The FCS ARCHIVE demonstrator aims to present and demonstrate new paradigms, solutions and designs for browsing and exploring large data sets of digital content, such as but not limited to photographs, movies, 3D objects, or animated and moving compositions. Reconfigured in assemblages of such varied content, the interactive interface provides viewers with the means to navigate their own way through potentially vast archives of heterogeneous materials, and thus create their own paths and narratives.

 

For its CULTURAL HERITAGE demonstrator, FCS’s visualisation tools provide powerful capabilities for museum audiences to explore historical contexts and artefacts through emerging patterns, relationships and juxtapositions of elements. Disparate audio-visual data is brought together in narrative coherence, AI models are developed to assist in the generation of content- and interpretation-wise explanations and natural language processing and computer vision are leveraged to innovate the ways in which we teach, learn, and experience the world’s past.

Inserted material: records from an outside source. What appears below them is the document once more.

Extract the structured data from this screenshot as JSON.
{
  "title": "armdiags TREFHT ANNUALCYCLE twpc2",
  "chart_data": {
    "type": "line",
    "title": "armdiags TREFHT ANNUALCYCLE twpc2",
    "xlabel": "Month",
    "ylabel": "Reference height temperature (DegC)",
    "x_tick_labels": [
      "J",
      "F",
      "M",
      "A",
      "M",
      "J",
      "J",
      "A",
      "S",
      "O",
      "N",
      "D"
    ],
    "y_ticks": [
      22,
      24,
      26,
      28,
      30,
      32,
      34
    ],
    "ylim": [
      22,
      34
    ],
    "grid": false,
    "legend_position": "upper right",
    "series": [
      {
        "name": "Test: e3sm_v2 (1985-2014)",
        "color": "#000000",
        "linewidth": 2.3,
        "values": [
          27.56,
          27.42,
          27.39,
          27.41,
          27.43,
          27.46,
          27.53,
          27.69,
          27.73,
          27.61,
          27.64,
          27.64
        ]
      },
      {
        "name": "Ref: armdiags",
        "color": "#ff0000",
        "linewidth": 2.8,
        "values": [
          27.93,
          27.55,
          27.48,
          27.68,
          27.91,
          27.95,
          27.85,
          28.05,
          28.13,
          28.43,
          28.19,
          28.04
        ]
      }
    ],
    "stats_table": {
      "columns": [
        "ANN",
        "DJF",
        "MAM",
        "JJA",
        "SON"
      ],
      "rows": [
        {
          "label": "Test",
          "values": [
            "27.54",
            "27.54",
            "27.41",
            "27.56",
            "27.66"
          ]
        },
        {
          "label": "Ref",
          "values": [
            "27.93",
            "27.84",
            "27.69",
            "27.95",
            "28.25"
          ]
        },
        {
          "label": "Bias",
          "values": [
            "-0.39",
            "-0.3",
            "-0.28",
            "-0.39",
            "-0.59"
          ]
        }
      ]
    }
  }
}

The Atlas of Maritime Buddhism’s visualisation tools provide powerful possibilities for museum audiences to explore atlases and discover their cultural treasures through emerging patterns, relationships and juxtapositions of elements, bringing disparate audio-visual data together in narrative coherence and allowing users to create a narrative sense where the data is both spatially and temporally contextualized. New mapping practices have also defined digital cultural atlases as deep maps that can be dynamically manipulated by users, contingent upon their semantically rich, performative and discursive nature. The schema proposed in this project converts the ‘deep map’ of the Atlas from a fixed map of points, into a navigational one where everything is on the move, underpinning the user’s freedom to explore its diverse pathways while achieving the narrative coherence that gives meaning to the discoveries they make. AI models are developed to assist in the generation of content- and interpretation-wise explanations, while the latest advances in natural language processing and computer vision will be leveraged in this application to innovate the ways in which we teach, learn, and experience the world’s past and present.

 

The PERFORMANCE demonstrator facilitates the next generation of performative media, including theatre, opera, dance, music and their cross-disciplines, enabling a hybrid space encompassing intelligent interaction between human and machine agents, interactive public participation, and mixed reality immersive visualisation. The objective is to place human social interaction at the centre of the experience so that narrativity, interactivity and engagement are mutually reshaped.